Der Unbekannte stellte sich als Altenpfleger,
gewesener Masseur und Geflügelzüchter vor. Er war 61 Jahre alt. „Suchen sie
wirklich jemand?“ Fragte er dann. Ich antwortete mit einem undeutlichen
„Nein..äh ja...ich weiß auch nicht.“ „Ich habe 65 Antworten auf meine Anzeige
bekommen. Aber Sie sind die jüngste Frau, die mir geschrieben hat.“ Ich
beantwortete ihm ein paar Fragen, denn ich hatte nicht den Mut, das ganze
Missverständnis sofort aufzuklären.
Als das Telefongespräch beendet
war, setzte ich mich in meiner kalten Küche an den Tisch um in Ruhe
nachzudenken. Aber das gelang mir nicht, denn ein unbezwingbarer Lachreiz stieg
in mir auf und schüttelte mich minutenlang. Einer halbe Stunde danach hing ich
immer noch keuchend über dem Tisch und schlug mit den Fäusten darauf. Es war
gut, dass mich außer dem Meerschweinchen, das den Kopf neugierig aus seinem Käfig
herausstreckte, niemand sah. Dann rief ich meine Mutter an und erzählte ihr die
Geschichte. Nach einer weiteren halben Stunde ununterbrochenen Lachens konnte
mich nur ein Viertel Liter Glühwein etwas beruhigen. Es war wie im
Bauerntheater. Doch dieses Stück spielte das Leben selbst.
Zwei Tage später kam der
Geflügelzüchtende Altenpflegemasseur zu mir. Die Neugier hatte ihn getrieben.
Zuerst wollte er nach einer Stunde wieder gehen, entschloss sich aber dann,
mich zum Essen einzuladen. Wir verbrachten den ganzen Tag zusammen. Abends
begleitete er mich nach Hause. Auch dort konnte ich nicht ermitteln, was er von
einer juggebl. sportl. eleg. 43 Jährigen wie mir wollte. Ich legte eine CD auf,
damit die langen Gesprächspausen ausgefüllt waren, und er tanzte mit mir.

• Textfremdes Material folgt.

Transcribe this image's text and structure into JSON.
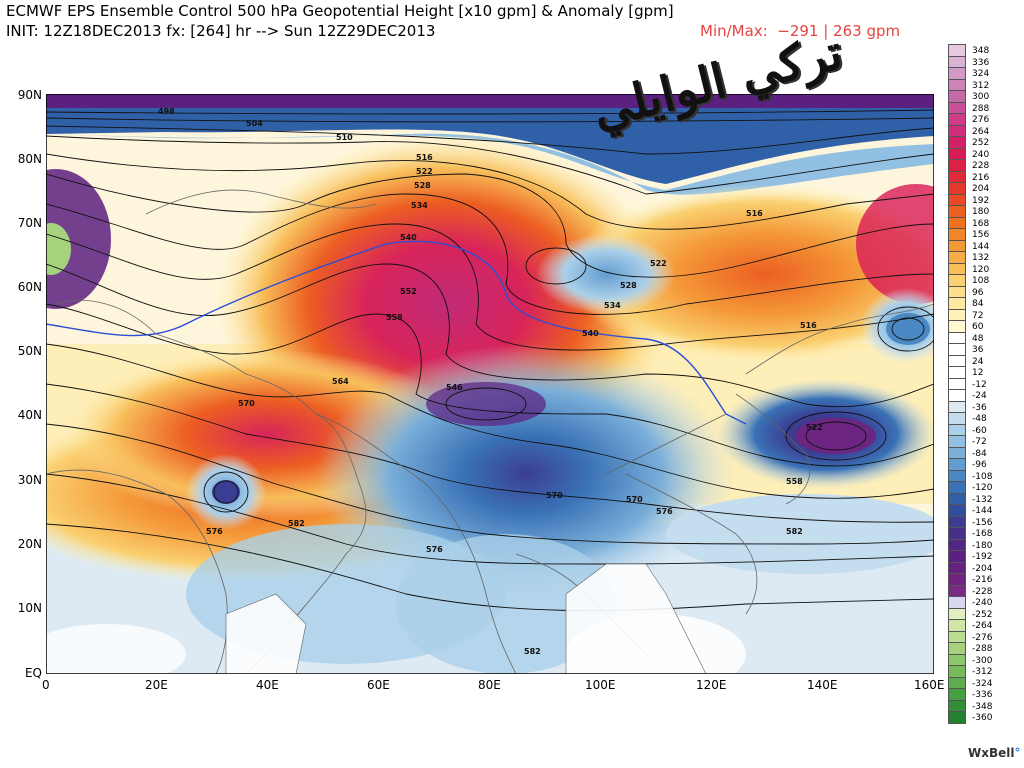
{
  "header": {
    "title_line1": "ECMWF EPS Ensemble Control 500 hPa Geopotential Height [x10 gpm] & Anomaly [gpm]",
    "title_line2": "INIT: 12Z18DEC2013 fx: [264] hr --> Sun 12Z29DEC2013",
    "minmax": "Min/Max:  −291 | 263 gpm"
  },
  "axes": {
    "y_labels": [
      "90N",
      "80N",
      "70N",
      "60N",
      "50N",
      "40N",
      "30N",
      "20N",
      "10N",
      "EQ"
    ],
    "x_labels": [
      "0",
      "20E",
      "40E",
      "60E",
      "80E",
      "100E",
      "120E",
      "140E",
      "160E"
    ]
  },
  "contour_labels": [
    {
      "text": "498"
    },
    {
      "text": "504"
    },
    {
      "text": "510"
    },
    {
      "text": "516"
    },
    {
      "text": "522"
    },
    {
      "text": "528"
    },
    {
      "text": "534"
    },
    {
      "text": "540"
    },
    {
      "text": "552"
    },
    {
      "text": "558"
    },
    {
      "text": "564"
    },
    {
      "text": "570"
    },
    {
      "text": "576"
    },
    {
      "text": "582"
    },
    {
      "text": "546"
    }
  ],
  "colorbar": {
    "labels": [
      "348",
      "336",
      "324",
      "312",
      "300",
      "288",
      "276",
      "264",
      "252",
      "240",
      "228",
      "216",
      "204",
      "192",
      "180",
      "168",
      "156",
      "144",
      "132",
      "120",
      "108",
      "96",
      "84",
      "72",
      "60",
      "48",
      "36",
      "24",
      "12",
      "-12",
      "-24",
      "-36",
      "-48",
      "-60",
      "-72",
      "-84",
      "-96",
      "-108",
      "-120",
      "-132",
      "-144",
      "-156",
      "-168",
      "-180",
      "-192",
      "-204",
      "-216",
      "-228",
      "-240",
      "-252",
      "-264",
      "-276",
      "-288",
      "-300",
      "-312",
      "-324",
      "-336",
      "-348",
      "-360"
    ],
    "colors": [
      "#e8c8e0",
      "#dcb2d4",
      "#d39ac6",
      "#cc84b8",
      "#c56aa8",
      "#c85098",
      "#cc3c88",
      "#d02c78",
      "#d42066",
      "#d81a55",
      "#dc2046",
      "#e02a38",
      "#e4382c",
      "#e84a26",
      "#ec5e22",
      "#f07020",
      "#f2842a",
      "#f49838",
      "#f6ac48",
      "#f8be5a",
      "#fad070",
      "#fcdf88",
      "#fde9a0",
      "#fef2b8",
      "#fff8d0",
      "#ffffff",
      "#ffffff",
      "#ffffff",
      "#ffffff",
      "#ffffff",
      "#ffffff",
      "#ddeaf4",
      "#c4ddef",
      "#aacfe9",
      "#92c0e2",
      "#7aafd9",
      "#629dd0",
      "#4a88c4",
      "#3a72b6",
      "#3060a8",
      "#304e9c",
      "#3a3e92",
      "#46308a",
      "#522684",
      "#5c2080",
      "#66207e",
      "#702480",
      "#7a2a84",
      "#d8d8f0",
      "#e0eec0",
      "#cfe6a8",
      "#bcdc92",
      "#a6d27e",
      "#8ec66c",
      "#76ba5c",
      "#5eac4e",
      "#489e42",
      "#348e38",
      "#228030"
    ]
  },
  "branding": {
    "name": "WxBell",
    "suffix": "°"
  },
  "watermark": {
    "text": "تركي الوايلي"
  }
}
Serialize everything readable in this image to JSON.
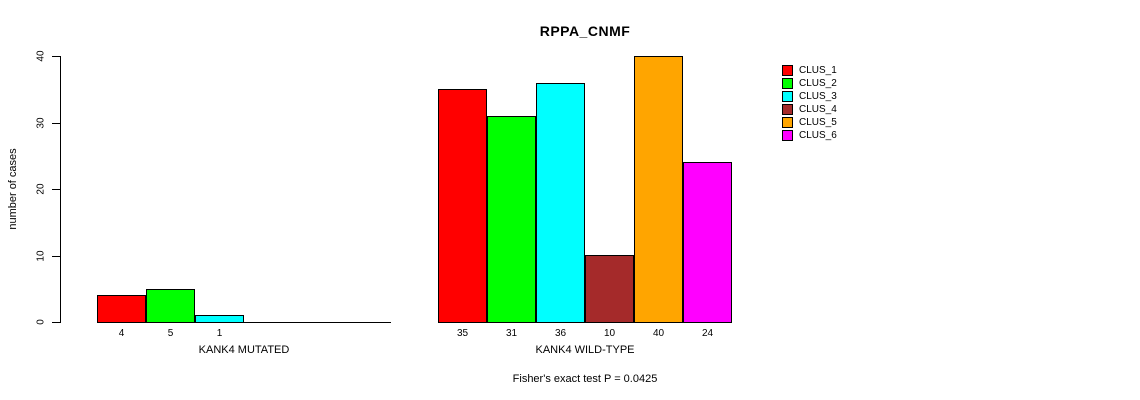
{
  "chart_data": {
    "type": "bar",
    "title": "RPPA_CNMF",
    "ylabel": "number of cases",
    "xlabel": "",
    "ylim": [
      0,
      40
    ],
    "yticks": [
      0,
      10,
      20,
      30,
      40
    ],
    "grid": false,
    "legend_position": "right",
    "categories": [
      "KANK4 MUTATED",
      "KANK4 WILD-TYPE"
    ],
    "series": [
      {
        "name": "CLUS_1",
        "color": "#ff0000",
        "values": [
          4,
          35
        ]
      },
      {
        "name": "CLUS_2",
        "color": "#00ff00",
        "values": [
          5,
          31
        ]
      },
      {
        "name": "CLUS_3",
        "color": "#00ffff",
        "values": [
          1,
          36
        ]
      },
      {
        "name": "CLUS_4",
        "color": "#a52a2a",
        "values": [
          0,
          10
        ]
      },
      {
        "name": "CLUS_5",
        "color": "#ffa500",
        "values": [
          0,
          40
        ]
      },
      {
        "name": "CLUS_6",
        "color": "#ff00ff",
        "values": [
          0,
          24
        ]
      }
    ],
    "bar_value_labels": {
      "KANK4 MUTATED": [
        4,
        5,
        1
      ],
      "KANK4 WILD-TYPE": [
        35,
        31,
        36,
        10,
        40,
        24
      ]
    },
    "caption": "Fisher's exact test P = 0.0425",
    "axis_color": "#000000",
    "bar_border_color": "#000000"
  }
}
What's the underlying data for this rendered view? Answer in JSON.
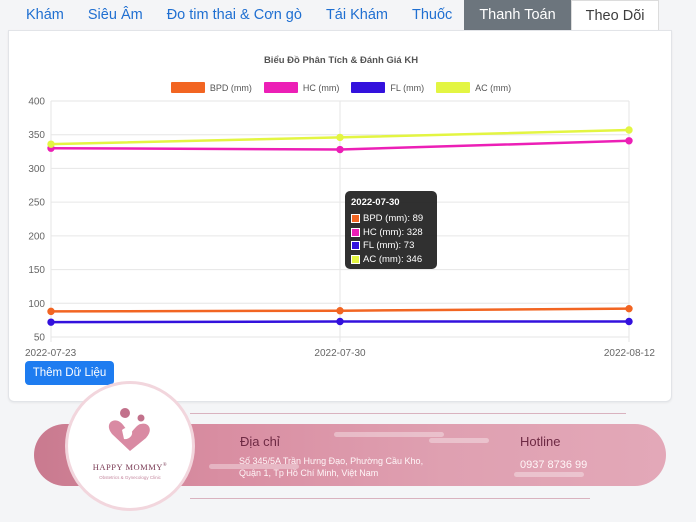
{
  "tabs": [
    {
      "label": "Khám",
      "style": "link"
    },
    {
      "label": "Siêu Âm",
      "style": "link"
    },
    {
      "label": "Đo tim thai & Cơn gò",
      "style": "link"
    },
    {
      "label": "Tái Khám",
      "style": "link"
    },
    {
      "label": "Thuốc",
      "style": "link"
    },
    {
      "label": "Thanh Toán",
      "style": "dark"
    },
    {
      "label": "Theo Dõi",
      "style": "active"
    }
  ],
  "chart_data": {
    "type": "line",
    "title": "Biểu Đồ Phân Tích & Đánh Giá KH",
    "x": [
      "2022-07-23",
      "2022-07-30",
      "2022-08-12"
    ],
    "ylim": [
      50,
      400
    ],
    "yticks": [
      50,
      100,
      150,
      200,
      250,
      300,
      350,
      400
    ],
    "grid": true,
    "legend_position": "top",
    "series": [
      {
        "name": "BPD (mm)",
        "color": "#f26522",
        "values": [
          88,
          89,
          92
        ]
      },
      {
        "name": "HC (mm)",
        "color": "#ec1fb6",
        "values": [
          330,
          328,
          341
        ]
      },
      {
        "name": "FL (mm)",
        "color": "#3311dd",
        "values": [
          72,
          73,
          73
        ]
      },
      {
        "name": "AC (mm)",
        "color": "#e3f542",
        "values": [
          336,
          346,
          357
        ]
      }
    ],
    "tooltip": {
      "title": "2022-07-30",
      "rows": [
        "BPD (mm): 89",
        "HC (mm): 328",
        "FL (mm): 73",
        "AC (mm): 346"
      ]
    }
  },
  "add_button": "Thêm Dữ Liệu",
  "footer": {
    "brand": "HAPPY MOMMY",
    "brand_tagline": "Obstetrics & Gynecology Clinic",
    "address_label": "Địa chỉ",
    "address_line1": "Số 345/5A Trần Hưng Đạo, Phường Cầu Kho,",
    "address_line2": "Quận 1, Tp Hồ Chí Minh, Việt Nam",
    "hotline_label": "Hotline",
    "hotline": "0937 8736 99"
  }
}
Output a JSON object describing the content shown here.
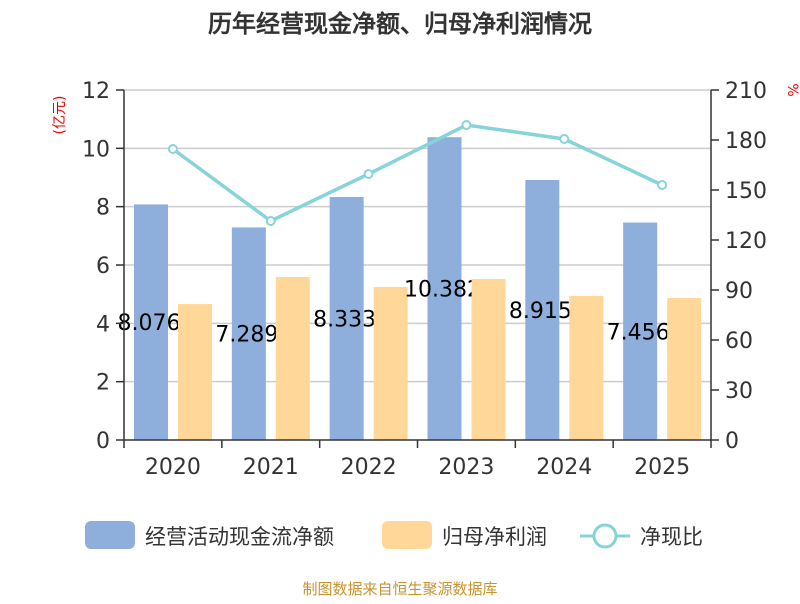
{
  "chart_data": {
    "type": "bar+line",
    "title": "历年经营现金净额、归母净利润情况",
    "ylabel_left": "(亿元)",
    "ylabel_right": "%",
    "categories": [
      "2020",
      "2021",
      "2022",
      "2023",
      "2024",
      "2025"
    ],
    "ylim_left": [
      0,
      12
    ],
    "yticks_left": [
      0,
      2,
      4,
      6,
      8,
      10,
      12
    ],
    "ylim_right": [
      0,
      210
    ],
    "yticks_right": [
      0,
      30,
      60,
      90,
      120,
      150,
      180,
      210
    ],
    "grid": true,
    "legend_position": "bottom",
    "series": [
      {
        "name": "经营活动现金流净额",
        "type": "bar",
        "axis": "left",
        "color": "#8eaedb",
        "values": [
          8.076,
          7.289,
          8.333,
          10.382,
          8.915,
          7.456
        ],
        "data_labels": [
          "8.076",
          "7.289",
          "8.333",
          "10.382",
          "8.915",
          "7.456"
        ]
      },
      {
        "name": "归母净利润",
        "type": "bar",
        "axis": "left",
        "color": "#ffd899",
        "values": [
          4.66,
          5.59,
          5.25,
          5.52,
          4.94,
          4.87
        ]
      },
      {
        "name": "净现比",
        "type": "line",
        "axis": "right",
        "color": "#86d4d8",
        "values": [
          174.6,
          131.4,
          159.6,
          189,
          180.6,
          153
        ]
      }
    ]
  },
  "source": "制图数据来自恒生聚源数据库"
}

Plötzlich klingelte das Telefon. Es war nicht mein ehemaliger 65 Jähriger
junggebl. Freund, der anrief. Nein, es war der 61 jährige junggebl. Taxifahrer,
dem ich vor einiger Zeit erklärt hatte, er sei zu alt für mich. Er war aus
seinem Urlaub zurückgekommen und wollte sich doch wieder mit mir treffen. Da
stand ich nun, als junggebl. Frau mittleren Alters und hatte zwei 61 jährige
Männer auf meiner Abschussliste. Dabei wollte ich mich doch nur dem Busfahrer
eins auswischen..
Nach dem Motto „lieber einen Mann
als gar keinen Ärger wollte ich nicht handeln.“ Die Stunde der Wahrheit war
gekommen. Ich erklärte dem Taxifahrer, dass er zu spät komme. Den Geflügel züchtenden Altenpflegemasseur klärte ich
anschließend über die Hintergründe der Anzeige auf.
Er war nicht beeindruckt. Gerne hätte er mit mir einen netten Abend erlebt, dessen Ende nicht abzusehen
war. Ich vermutete, er stellte sich das Ende bei einem gemeinsamen Frühstück im
Bett, hier bei mir vor. Irgendwann gab er aber auf und fuhr nach
Hause.
Seufzend setzte ich mich auf meine,
von allen Männern verlassene Couch.
Ich dachte daran, dass ich am
nächsten Tag wieder mit dem Bus zur Arbeit fahren musste. Meine einzige
Hoffnung war, dass der junggebl. 65 jährige Busfahrer den morgigen Tag in
seiner Sauna verbringen würde.
Denn das alles
war selbst für mich, als jueggebl. Frau zuviel gewesen.